The 40 year-old American “war on drugs” has been a colossal failure. No progress in dealing with drugs can be expected until that basic truth is recognized. Every conceivable approach has been tried to help the war succeed, such as long prison terms for persons convicted of selling or using drugs, trying to prevent drugs from entering the US from Mexico and other countries, and confiscating huge quantities of drugs (remember The French Connection?). At some point all wars that fail are terminated, and alternative approaches explored.

The evidence from Portugal, a country that decriminalized all drug use in 2001, offers some support for the claim that decriminalization of drug use will reduce addiction to drugs. A 2010 study in the British Journal of Criminology concluded that decriminalization in Portugal reduced imprisonment on drug-related charges, only slightly increased, if at all, drug experimentation among young persons, increased visits to clinics that help end drug addictions, and reduced deaths from drug overdoses.

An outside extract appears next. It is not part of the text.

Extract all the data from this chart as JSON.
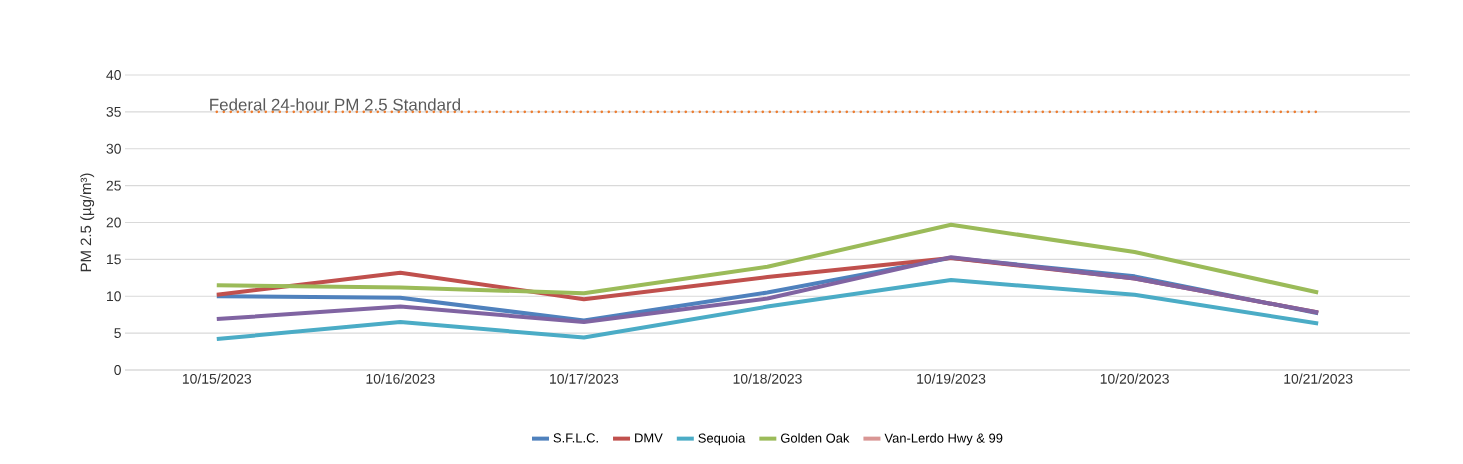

The retreat from the war on drugs has already begun. The question is whether it will be a sensible retreat with systematic changes in the law toward decriminalization and legalization of drugs, or a disorganized retreat that leaves users and sellers of drugs with unclear legal status.

Becker and other economists have been saying stuff like that for a long time. It seems inconsistent to believe that people will change their behavior as a rational response to punishment in order to improve the quality of their lives, and yet to assume that observed behavior such as drug consumption is not also a rational response that improves the quality of their lives.

3 Responses to Gary Becker on Crime

  1. I would think the failure of the war on drugs is the evidence AGAINST Becker’s idea that increased punishment reduces crime.

    Of course, maybe the problem is that only those with a vested interest in prosecution consider the drug trade a crime. After all, non-fraudulent transaction between willing buyers and willing sellers are not really crimes.

    The death penalty was supposed to deter crime but there is no evidence that it has. Perhaps Becker’s theory that crime is subject to a cost-benefit analysis only applies to theft/fraud crimes.